1. Yes. 2. Yes. 3. With WLSMV and a model with covariates, standard errors are not available.
young park posted on Wednesday, January 09, 2013 - 2:41 pm
Thank you so much.
I have one more question. When a SES (socio-economic status, a continuous variable, ranging from -2.25 to 3.00) variable was added to one of predictors (not a covariate), we only got std coefficients. There were no SE and p-values. WLSMV was used as an estimator. After the SES variable was removed from the predictors, we could get STD coefficients, SE, and p-values. What is the wrong?
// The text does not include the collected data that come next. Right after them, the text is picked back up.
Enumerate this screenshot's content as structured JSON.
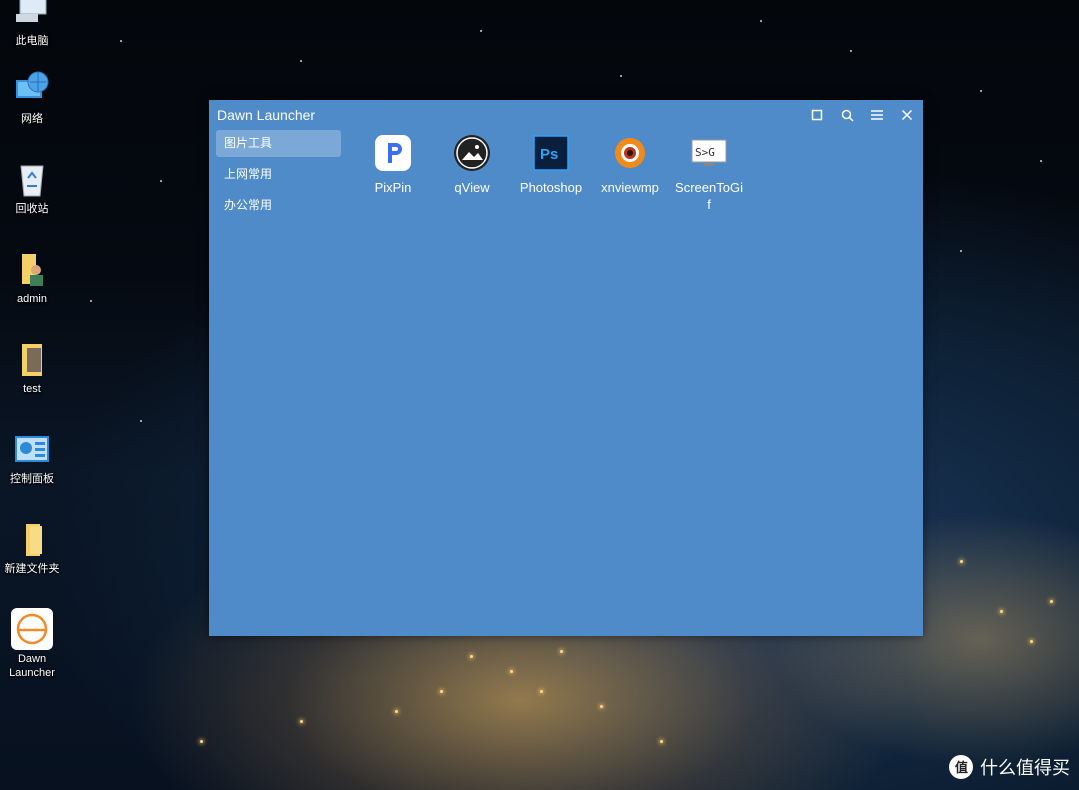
{
  "desktop": {
    "icons": [
      {
        "label": "此电脑",
        "icon": "computer-icon"
      },
      {
        "label": "网络",
        "icon": "network-icon"
      },
      {
        "label": "回收站",
        "icon": "recycle-bin-icon"
      },
      {
        "label": "admin",
        "icon": "user-folder-icon"
      },
      {
        "label": "test",
        "icon": "folder-icon"
      },
      {
        "label": "控制面板",
        "icon": "control-panel-icon"
      },
      {
        "label": "新建文件夹",
        "icon": "folder-icon"
      },
      {
        "label": "Dawn\nLauncher",
        "icon": "dawn-launcher-icon"
      }
    ]
  },
  "window": {
    "title": "Dawn Launcher",
    "controls": [
      "maximize-icon",
      "search-icon",
      "menu-icon",
      "close-icon"
    ],
    "accent": "#4f8bc9",
    "categories": [
      {
        "label": "图片工具",
        "active": true
      },
      {
        "label": "上网常用",
        "active": false
      },
      {
        "label": "办公常用",
        "active": false
      }
    ],
    "apps": [
      {
        "name": "PixPin",
        "icon": "pixpin-icon"
      },
      {
        "name": "qView",
        "icon": "qview-icon"
      },
      {
        "name": "Photoshop",
        "icon": "photoshop-icon"
      },
      {
        "name": "xnviewmp",
        "icon": "xnview-icon"
      },
      {
        "name": "ScreenToGif",
        "icon": "screentogif-icon"
      }
    ]
  },
  "watermark": {
    "text": "什么值得买",
    "icon": "smzdm-icon"
  }
}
A predictor is a covariate. This is why you don't get standard errors and p-values.
young park posted on Monday, January 14, 2013 - 11:30 am
Hello Linda, I always appreciate you. I have questions about a model with covariates, using WLSMV. Although you gave me explanations, I am still confused. Sorry about it.
My mplus syntax is as follow:
Usevarables are y3ses w cluster x1 x2 x3 x4 x5 x6 x7 x8 x9 x10 c1 c2 c3 z1 z2 z3 z4; Categorical are x1-x10; Model !measurement model Pa_1 by x1 x2 x3 x4 x5; Pa_2 by x6 x7 x8 x9 x10; Lang by z1 z2 z3 z4; Read by c1 c2; Narra by c3 c4; !Path model Read Narra on pa_1 pa_2 Lang; !covariate Read Narra on y3ses;
As I told you, I did not get any std errors and p-values, adding ¡°y3ses (a continuous variable, ranging from -2.25 to 3.00) to a covariate in the model.
Here are my questions: Q1. Is the reason we did not get std error estimates and p-values that the ¡°y3ses¡± is a problematic variable? The y3ses ranges from -2.25 and 3.00 and is a negative and continuous variable. In our model, pa_1, pa_2, Lang, and y3ses are predictors and they are continuous.
Q2. If not so, does not a model with covariates and WLSMV provide any std errors and p-values regardless of types of variables (continuous, categorical, etc)?
Q3. If an observed item as a predictor is not applied, can we convert the observed item into a factor with single indicator?